The objective of this project is to conduct five studies that will culminate in the creation of a novel intervention Strategy to improve nutrition behavior and reduce risk for obesity among adolescents. The intervention, developed for delivery through a managed care setting, will include (a) in-person meetings with families to motivate and strengthen commitment to behavior change, to identify cues to habitual dietary behavior, and to develop implementation intentions for alternative dietary behaviors, (b) tailored print materials sent to parents and children to help remove cues that trigger habitual dietary behavior and to help execute implementation intentions for diet change, and (c) telephone calls conducted with parents and adolescents to support cue modification and execution of implementation intentions. This intervention will be capable of reaching a large number of adolescents and their families and can readily be adopted for widespread use in a managed care setting.
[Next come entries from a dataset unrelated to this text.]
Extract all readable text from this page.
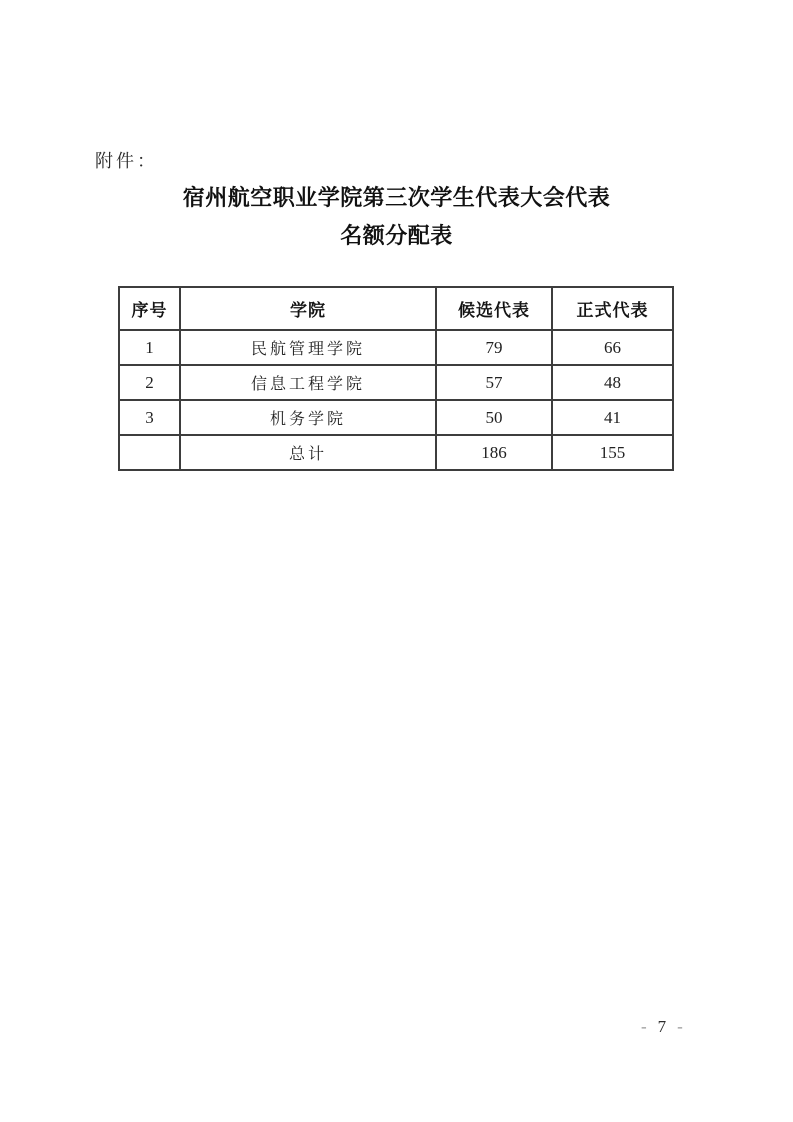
附件：
宿州航空职业学院第三次学生代表大会代表
名额分配表
序号	学院	候选代表	正式代表
1	民航管理学院	79	66
2	信息工程学院	57	48
3	机务学院	50	41
	总计	186	155
- 7 -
The project, entitled "Habitual &Neurocognitive Processes in Adolescent Obesity Prevention" will target dietary behavior (consumption of sweetened beverages, high fat/sodium snacks, high sugar snacks, &total energy intake) among 14 to 17 year-old children and their parents. This proposal responds to the aims of RFA-HL-08-013 "Translating Basic Behavioral and Social Science Discoveries into Interventions to Reduce Obesity: Centers for Behavioral Intervention Development" by drawing on three areas of basic behavioral science research including the formation and enactment of habitual behaviors, basic behavioral research on implementation intentions, and the influence of neurocognitive processes on behavior. In sum, the present proposal draws on basic research in habit formation and neurocognition to develop a new approach to the prevention of obesity in adolescents.
The specific aims proposed for this study include: 1. Identify cues to habitual dietary behavior among adolescents using real-time measurement strategies (Study 1). 2. Create an intervention activity designed to modify inhibitory function in adolescents (Study 2). 3. Test cue-based and implementation intention approaches for dietary change (Study 3). 4. Test alternative approaches to the modification of inhibitory function and dietary intake among adolescents using implementation intentions as an intervention strategy (Study 4). 5. Conduct a feasibility test of the intervention using examplars of each intervention component (cue-based intervention, implementation intentions, neurocognitive intervention) delivered through coaching sessions, telephone contact, and tailored print (Study 5).
This proposal responds to the aims of RFA-HL-08-013 by developing a new approach to the prevention of obesity among adolescents using basic behavioral science research on (a) the formation and enactment of habitual behaviors (b) the use of implementation intentions to guide alternative behaviors in the presence of cues and (c) research on the influence of neurocognitive processes on behavior. Two previously underutilized settings for obesity prevention will be targeted;families and managed care.